The cosmological evolution of quasar black hole masses

Virial black hole mass estimates are presented for 12698 quasars in the redshift interval 0.1 <=z<= 2.1, based on modelling of spectra from the Sloan Digital Sky Survey (SDSS) first data release. The black hole masses of the SDSS quasars are found to lie between ~=10⁷ M_solar and an upper limit of ~=3 × 10⁹ M_solar, entirely consistent with the largest black hole masses found to date in the local Universe. The estimated Eddington ratios of the broad-line quasars (full width at half-maximum >= 2000 km s^-1) show a clear upper boundary at L_bol/L_Edd~= 1, suggesting that the Eddington luminosity is still a relevant physical limit to the accretion rate of luminous broad-line quasars at z<= 2. By combining the black hole mass distribution of the SDSS quasars with the two degree field (2dF) quasar luminosity function, the number density of active black holes at z~= 2 is estimated as a function of mass.
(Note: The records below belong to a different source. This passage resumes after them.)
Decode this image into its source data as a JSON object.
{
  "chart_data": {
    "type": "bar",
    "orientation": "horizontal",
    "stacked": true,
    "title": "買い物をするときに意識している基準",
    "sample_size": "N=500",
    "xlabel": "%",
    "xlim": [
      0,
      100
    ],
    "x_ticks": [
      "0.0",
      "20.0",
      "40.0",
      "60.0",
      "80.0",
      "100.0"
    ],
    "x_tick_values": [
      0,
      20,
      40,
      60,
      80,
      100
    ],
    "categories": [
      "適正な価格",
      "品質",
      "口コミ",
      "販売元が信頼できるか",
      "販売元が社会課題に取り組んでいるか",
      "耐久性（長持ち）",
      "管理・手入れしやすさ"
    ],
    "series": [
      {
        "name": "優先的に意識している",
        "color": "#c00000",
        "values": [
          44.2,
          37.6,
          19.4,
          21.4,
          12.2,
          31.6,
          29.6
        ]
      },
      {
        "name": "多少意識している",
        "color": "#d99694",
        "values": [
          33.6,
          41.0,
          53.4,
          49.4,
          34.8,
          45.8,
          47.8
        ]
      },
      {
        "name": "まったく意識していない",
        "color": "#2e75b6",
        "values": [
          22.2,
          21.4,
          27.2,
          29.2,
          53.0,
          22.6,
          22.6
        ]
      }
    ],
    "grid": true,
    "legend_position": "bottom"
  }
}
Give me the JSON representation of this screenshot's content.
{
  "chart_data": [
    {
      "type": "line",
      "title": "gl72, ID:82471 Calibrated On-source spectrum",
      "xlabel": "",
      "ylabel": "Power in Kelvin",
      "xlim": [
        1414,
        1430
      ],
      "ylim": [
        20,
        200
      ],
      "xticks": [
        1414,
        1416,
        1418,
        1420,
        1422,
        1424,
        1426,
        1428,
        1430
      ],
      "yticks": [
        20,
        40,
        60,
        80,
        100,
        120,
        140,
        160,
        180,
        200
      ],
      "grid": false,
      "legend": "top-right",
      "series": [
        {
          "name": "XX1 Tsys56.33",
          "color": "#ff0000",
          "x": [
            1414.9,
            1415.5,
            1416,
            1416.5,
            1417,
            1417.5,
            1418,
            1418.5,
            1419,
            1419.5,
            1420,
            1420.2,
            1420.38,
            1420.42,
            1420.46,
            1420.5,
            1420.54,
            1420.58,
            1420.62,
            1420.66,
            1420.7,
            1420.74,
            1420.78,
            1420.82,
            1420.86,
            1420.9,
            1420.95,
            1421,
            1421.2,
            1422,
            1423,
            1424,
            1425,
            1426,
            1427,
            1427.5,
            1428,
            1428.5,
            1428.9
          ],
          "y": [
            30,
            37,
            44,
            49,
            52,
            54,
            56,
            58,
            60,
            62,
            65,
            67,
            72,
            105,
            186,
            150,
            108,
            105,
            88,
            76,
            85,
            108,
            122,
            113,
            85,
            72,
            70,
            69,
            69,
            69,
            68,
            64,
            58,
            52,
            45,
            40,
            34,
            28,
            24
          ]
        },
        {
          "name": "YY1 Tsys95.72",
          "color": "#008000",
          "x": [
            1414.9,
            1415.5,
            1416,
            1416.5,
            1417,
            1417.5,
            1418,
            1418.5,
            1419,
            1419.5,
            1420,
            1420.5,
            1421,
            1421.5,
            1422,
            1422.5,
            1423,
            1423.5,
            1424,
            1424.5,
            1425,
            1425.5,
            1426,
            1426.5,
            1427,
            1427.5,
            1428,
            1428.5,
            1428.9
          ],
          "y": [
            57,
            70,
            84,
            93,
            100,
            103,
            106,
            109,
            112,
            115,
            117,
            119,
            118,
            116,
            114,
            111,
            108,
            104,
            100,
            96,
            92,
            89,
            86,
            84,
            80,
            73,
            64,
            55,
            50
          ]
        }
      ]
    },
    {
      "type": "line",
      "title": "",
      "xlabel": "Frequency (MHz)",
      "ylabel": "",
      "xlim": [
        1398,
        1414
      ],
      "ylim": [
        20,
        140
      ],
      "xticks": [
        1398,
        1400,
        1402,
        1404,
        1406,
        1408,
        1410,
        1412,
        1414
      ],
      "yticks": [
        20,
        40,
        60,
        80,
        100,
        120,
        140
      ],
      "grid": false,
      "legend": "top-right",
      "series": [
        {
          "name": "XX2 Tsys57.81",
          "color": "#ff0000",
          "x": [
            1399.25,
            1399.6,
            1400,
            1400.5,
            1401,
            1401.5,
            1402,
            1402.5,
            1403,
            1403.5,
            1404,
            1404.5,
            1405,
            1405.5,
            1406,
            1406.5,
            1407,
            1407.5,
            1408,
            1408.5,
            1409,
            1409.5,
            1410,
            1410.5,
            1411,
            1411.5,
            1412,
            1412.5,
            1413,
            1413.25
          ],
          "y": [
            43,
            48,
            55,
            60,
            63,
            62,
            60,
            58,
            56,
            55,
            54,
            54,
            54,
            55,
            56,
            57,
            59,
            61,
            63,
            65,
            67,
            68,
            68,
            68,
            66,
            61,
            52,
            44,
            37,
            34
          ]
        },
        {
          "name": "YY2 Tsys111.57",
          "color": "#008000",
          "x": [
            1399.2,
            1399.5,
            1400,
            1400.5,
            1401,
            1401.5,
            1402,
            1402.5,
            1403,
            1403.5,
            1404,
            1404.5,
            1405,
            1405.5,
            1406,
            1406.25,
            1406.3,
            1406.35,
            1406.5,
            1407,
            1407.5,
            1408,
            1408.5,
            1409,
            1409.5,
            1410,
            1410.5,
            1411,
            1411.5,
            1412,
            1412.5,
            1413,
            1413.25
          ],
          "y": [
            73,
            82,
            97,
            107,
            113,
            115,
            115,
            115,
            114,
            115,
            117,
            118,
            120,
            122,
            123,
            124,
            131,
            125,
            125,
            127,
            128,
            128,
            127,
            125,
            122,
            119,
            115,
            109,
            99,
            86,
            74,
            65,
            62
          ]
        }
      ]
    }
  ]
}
In addition, we independently estimate the local black hole mass function for early-type galaxies using the M_bh-σ and M_bh-L_bulge correlations. Based on the SDSS velocity dispersion function and the Two Micron All Sky Survey (2MASS) K-band luminosity function, both estimates are found to be consistent at the high-mass end (M_bh>= 10⁸ M_solar). By comparing the estimated number density of active black holes at z~= 2 with the local mass density of dormant black holes, we set lower limits on the quasar lifetimes and find that the majority of black holes with mass >=10^8.5 M_solar are in place by ~=2.